Teng Haotian, Stoiber Marcus, Bar-Joseph Ziv, Kingsford Carl
Computational Biology Department, Carnegie Mellon Univeristy, Pittsburgh PA 15213, USA.
Oxford Nanopore Technologies.
bioRxiv. 2024 Jan 7:2024.01.06.574484. doi: 10.1101/2024.01.06.574484.
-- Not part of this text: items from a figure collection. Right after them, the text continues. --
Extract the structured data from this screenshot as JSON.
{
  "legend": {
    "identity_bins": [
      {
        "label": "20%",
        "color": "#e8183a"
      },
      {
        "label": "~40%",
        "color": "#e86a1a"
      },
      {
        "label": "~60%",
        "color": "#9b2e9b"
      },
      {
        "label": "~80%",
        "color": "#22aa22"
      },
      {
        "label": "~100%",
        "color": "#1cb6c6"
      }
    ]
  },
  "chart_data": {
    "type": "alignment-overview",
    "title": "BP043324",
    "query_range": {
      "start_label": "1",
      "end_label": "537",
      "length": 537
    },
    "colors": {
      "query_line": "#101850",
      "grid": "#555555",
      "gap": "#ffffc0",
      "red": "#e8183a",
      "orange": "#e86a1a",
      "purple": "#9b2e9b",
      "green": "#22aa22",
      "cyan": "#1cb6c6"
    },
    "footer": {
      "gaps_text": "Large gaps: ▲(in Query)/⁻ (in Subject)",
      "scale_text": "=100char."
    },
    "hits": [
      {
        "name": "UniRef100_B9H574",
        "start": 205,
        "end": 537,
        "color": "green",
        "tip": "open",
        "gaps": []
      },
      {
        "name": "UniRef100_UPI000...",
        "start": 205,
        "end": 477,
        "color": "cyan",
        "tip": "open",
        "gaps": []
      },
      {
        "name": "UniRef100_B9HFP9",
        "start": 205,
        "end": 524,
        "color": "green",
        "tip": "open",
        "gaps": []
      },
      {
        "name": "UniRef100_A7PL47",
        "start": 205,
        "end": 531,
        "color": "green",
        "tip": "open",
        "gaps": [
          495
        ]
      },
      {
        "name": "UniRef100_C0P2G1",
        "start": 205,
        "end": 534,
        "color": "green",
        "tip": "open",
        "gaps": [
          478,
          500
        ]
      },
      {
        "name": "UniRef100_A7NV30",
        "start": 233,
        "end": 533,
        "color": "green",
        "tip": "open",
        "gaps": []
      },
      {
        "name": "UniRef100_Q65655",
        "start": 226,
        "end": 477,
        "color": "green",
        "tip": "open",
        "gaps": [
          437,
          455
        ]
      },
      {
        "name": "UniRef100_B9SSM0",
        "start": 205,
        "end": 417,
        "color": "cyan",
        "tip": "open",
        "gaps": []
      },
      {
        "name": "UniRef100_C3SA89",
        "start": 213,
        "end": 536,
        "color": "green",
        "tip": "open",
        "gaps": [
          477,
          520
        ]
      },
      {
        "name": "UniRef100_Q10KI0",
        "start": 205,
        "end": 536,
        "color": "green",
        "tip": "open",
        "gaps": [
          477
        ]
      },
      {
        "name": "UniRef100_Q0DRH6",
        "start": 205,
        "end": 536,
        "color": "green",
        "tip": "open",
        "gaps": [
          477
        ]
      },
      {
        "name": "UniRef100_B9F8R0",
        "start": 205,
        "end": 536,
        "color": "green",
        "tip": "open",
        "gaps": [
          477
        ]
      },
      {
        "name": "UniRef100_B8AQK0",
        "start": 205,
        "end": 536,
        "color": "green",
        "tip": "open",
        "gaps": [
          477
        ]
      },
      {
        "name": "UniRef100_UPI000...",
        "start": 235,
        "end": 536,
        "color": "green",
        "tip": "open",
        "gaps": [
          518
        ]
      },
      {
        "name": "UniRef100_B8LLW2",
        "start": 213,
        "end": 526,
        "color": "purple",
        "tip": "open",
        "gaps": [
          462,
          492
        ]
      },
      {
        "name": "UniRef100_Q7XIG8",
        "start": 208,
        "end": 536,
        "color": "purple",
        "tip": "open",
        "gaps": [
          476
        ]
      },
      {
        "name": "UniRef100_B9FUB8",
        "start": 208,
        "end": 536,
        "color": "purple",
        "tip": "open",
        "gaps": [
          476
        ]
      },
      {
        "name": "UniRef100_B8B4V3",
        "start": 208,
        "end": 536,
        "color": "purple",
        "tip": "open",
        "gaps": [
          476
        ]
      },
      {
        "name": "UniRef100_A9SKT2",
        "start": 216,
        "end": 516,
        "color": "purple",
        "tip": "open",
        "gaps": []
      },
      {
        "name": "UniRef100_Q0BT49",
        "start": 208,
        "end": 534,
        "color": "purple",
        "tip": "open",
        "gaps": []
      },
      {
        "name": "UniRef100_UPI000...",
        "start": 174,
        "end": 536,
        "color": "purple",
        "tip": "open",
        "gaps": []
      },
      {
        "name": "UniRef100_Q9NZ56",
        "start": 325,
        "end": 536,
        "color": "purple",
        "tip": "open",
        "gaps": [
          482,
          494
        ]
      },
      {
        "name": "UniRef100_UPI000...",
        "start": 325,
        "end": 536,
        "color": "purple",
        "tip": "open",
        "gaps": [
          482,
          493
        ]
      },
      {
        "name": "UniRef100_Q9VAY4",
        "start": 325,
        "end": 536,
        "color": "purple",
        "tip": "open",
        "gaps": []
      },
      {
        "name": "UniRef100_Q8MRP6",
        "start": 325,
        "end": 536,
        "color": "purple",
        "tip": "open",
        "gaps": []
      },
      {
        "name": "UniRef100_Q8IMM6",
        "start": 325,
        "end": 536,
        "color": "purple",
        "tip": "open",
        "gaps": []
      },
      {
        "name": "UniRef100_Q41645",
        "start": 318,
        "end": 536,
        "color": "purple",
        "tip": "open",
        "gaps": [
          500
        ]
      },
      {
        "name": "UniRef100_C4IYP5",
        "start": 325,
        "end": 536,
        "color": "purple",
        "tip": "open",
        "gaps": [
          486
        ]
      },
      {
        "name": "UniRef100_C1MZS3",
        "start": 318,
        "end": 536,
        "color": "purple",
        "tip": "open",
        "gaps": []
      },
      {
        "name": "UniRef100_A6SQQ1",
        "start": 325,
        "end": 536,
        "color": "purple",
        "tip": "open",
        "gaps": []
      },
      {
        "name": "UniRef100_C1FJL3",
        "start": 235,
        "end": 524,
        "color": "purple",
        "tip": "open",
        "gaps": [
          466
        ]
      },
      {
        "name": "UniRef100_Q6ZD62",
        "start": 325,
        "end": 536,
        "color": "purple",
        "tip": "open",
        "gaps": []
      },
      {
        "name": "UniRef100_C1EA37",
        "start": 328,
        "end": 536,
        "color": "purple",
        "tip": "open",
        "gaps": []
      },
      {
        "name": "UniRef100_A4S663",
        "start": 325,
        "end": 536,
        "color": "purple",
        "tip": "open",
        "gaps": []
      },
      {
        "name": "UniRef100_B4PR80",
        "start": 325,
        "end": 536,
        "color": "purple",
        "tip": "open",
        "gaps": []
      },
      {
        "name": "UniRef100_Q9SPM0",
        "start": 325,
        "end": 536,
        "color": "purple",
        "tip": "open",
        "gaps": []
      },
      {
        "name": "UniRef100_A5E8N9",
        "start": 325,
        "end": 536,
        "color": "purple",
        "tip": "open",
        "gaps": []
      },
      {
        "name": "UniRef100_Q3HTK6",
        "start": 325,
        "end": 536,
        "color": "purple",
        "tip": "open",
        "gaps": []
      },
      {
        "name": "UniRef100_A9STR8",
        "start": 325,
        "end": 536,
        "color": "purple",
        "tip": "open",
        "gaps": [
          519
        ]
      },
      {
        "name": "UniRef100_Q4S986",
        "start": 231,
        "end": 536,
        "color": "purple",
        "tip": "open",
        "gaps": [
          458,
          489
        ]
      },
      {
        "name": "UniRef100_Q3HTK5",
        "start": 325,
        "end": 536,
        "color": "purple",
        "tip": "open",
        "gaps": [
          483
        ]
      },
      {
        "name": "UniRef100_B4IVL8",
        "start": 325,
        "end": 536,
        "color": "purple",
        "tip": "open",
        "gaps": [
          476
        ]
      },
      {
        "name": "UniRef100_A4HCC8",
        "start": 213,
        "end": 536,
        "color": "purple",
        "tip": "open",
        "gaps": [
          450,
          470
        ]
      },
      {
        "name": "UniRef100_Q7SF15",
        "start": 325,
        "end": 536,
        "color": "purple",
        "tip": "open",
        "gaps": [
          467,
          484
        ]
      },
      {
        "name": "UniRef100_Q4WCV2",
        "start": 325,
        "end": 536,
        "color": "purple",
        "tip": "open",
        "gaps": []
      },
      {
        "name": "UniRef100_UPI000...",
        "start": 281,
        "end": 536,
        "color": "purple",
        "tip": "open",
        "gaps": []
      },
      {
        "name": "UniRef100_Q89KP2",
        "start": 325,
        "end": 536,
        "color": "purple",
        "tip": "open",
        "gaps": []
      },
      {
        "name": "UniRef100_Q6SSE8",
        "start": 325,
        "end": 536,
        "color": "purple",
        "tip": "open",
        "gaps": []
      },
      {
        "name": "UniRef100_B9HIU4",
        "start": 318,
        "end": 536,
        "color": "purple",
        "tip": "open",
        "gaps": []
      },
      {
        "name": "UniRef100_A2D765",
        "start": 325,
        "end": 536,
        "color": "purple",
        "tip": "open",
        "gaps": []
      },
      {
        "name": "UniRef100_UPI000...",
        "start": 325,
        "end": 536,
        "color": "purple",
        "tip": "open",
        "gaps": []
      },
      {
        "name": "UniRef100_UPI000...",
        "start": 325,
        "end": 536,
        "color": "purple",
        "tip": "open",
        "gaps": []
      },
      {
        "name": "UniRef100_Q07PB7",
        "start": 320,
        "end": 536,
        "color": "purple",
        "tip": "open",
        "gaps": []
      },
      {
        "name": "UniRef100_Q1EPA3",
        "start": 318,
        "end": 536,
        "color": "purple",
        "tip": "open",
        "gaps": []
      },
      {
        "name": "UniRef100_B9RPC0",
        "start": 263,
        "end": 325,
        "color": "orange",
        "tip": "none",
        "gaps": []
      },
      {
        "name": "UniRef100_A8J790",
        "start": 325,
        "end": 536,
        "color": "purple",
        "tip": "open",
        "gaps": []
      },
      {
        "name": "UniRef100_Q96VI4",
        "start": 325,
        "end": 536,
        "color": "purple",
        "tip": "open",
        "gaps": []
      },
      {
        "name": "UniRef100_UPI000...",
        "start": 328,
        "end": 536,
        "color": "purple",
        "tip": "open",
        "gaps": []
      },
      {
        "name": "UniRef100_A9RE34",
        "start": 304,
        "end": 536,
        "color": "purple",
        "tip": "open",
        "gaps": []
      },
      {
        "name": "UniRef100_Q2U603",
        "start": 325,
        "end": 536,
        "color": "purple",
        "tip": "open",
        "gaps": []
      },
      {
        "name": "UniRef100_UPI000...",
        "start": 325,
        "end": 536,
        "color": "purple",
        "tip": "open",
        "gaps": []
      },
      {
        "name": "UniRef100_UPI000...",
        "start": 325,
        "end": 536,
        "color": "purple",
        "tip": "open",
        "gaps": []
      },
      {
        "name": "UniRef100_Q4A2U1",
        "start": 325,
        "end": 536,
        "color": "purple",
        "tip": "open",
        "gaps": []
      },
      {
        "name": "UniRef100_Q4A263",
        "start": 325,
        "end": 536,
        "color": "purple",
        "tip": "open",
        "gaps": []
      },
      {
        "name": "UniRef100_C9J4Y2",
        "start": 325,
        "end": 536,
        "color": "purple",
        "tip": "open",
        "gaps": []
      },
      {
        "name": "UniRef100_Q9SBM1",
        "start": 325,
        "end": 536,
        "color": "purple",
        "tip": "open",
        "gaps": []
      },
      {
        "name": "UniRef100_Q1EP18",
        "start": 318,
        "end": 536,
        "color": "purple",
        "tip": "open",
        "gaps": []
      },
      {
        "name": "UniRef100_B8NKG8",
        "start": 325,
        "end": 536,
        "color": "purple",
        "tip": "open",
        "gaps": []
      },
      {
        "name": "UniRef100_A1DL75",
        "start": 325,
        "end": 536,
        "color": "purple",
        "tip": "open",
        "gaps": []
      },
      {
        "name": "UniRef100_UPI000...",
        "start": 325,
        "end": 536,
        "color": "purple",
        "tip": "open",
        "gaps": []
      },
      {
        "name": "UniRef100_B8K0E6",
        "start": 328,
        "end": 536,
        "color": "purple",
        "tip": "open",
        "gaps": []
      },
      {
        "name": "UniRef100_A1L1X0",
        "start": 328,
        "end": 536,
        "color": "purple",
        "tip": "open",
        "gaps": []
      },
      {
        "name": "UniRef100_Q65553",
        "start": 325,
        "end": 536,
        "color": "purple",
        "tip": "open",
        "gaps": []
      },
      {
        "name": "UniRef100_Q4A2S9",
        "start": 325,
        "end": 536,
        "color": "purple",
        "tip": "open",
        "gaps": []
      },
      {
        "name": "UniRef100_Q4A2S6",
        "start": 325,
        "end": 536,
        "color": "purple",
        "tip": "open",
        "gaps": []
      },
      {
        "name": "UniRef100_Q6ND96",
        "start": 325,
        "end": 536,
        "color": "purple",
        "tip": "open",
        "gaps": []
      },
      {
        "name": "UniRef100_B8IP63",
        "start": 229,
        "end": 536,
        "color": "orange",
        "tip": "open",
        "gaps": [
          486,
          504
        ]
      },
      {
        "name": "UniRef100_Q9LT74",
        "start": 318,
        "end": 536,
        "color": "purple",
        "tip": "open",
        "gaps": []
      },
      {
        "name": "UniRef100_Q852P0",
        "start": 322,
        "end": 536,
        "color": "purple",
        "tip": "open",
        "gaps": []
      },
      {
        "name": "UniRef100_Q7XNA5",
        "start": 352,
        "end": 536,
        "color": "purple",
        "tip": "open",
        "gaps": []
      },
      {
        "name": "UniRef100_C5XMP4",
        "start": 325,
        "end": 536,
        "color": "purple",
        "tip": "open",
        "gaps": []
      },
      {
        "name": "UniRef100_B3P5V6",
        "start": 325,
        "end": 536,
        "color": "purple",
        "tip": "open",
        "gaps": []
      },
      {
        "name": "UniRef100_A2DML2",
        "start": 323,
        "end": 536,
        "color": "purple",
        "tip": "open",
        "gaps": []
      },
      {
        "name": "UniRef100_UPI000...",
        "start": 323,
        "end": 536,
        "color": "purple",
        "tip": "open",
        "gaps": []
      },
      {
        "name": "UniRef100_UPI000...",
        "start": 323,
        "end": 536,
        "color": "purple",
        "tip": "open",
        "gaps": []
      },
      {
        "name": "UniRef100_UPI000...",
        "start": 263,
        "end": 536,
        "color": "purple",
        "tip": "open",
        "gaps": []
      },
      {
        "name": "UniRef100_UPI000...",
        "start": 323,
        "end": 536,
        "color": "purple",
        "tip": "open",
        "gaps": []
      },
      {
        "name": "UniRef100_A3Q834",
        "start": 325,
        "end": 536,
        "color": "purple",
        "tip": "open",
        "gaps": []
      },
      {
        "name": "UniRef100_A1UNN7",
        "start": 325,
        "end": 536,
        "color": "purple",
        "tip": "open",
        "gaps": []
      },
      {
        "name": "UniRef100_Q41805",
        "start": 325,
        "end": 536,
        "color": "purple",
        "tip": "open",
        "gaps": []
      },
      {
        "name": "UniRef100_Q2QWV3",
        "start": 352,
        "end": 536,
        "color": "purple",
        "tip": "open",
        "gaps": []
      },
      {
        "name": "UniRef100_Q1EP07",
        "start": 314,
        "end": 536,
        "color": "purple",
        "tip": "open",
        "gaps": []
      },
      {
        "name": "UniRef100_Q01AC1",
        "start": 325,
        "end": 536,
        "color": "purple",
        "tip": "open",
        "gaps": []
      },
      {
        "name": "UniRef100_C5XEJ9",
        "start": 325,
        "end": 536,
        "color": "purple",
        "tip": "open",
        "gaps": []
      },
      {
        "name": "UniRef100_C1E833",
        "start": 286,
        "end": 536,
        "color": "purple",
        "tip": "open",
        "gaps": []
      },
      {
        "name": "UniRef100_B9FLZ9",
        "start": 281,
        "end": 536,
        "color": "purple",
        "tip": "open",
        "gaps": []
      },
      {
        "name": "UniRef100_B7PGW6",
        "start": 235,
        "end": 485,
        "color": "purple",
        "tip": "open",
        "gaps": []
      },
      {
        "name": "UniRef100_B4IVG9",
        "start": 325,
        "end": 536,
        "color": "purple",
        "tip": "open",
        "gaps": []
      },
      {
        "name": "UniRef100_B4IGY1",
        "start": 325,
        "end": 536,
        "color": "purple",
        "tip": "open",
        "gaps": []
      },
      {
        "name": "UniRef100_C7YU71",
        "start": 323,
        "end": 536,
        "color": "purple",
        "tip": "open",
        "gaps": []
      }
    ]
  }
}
Direct nanopore-based RNA sequencing can be used to detect post-transcriptional base modifications, such as m6A methylation, based on the electric current signals produced by the distinct chemical structures of modified bases. A key challenge is the scarcity of adequate training data with known methylation modifications. We present Xron, a hybrid encoder-decoder framework that delivers a direct methylation-distinguishing basecaller by training on synthetic RNA data and immunoprecipitation-based experimental data in two steps. First, we generate data with more diverse modification combinations through in silico cross-linking. Second, we use this dataset to train an end-to-end neural network basecaller followed by fine-tuning on immunoprecipitation-based experimental data with label-smoothing. The trained neural network basecaller outperforms existing methylation detection methods on both read-level and site-level prediction scores. Xron is a standalone, end-to-end m6A-distinguishing basecaller capable of detecting methylated bases directly from raw sequencing signals, enabling de novo methylome assembly.
基于纳米孔的直接RNA测序可用于检测转录后碱基修饰,如m6A甲基化,这是基于修饰碱基独特化学结构产生的电流信号。一个关键挑战是缺乏具有已知甲基化修饰的足够训练数据。我们提出了Xron,这是一种混合编码器-解码器框架,通过分两步对合成RNA数据和基于免疫沉淀的实验数据进行训练,提供了一种直接区分甲基化的碱基识别器。首先,我们通过计算机模拟交联生成具有更多样化修饰组合的数据。其次,我们使用该数据集训练一个端到端神经网络碱基识别器,然后对基于免疫沉淀的实验数据进行标签平滑微调。训练后的神经网络碱基识别器在读取级和位点级预测分数上均优于现有的甲基化检测方法。Xron是一个独立的、端到端的m6A区分碱基识别器,能够直接从原始测序信号中检测甲基化碱基,实现从头甲基化组组装。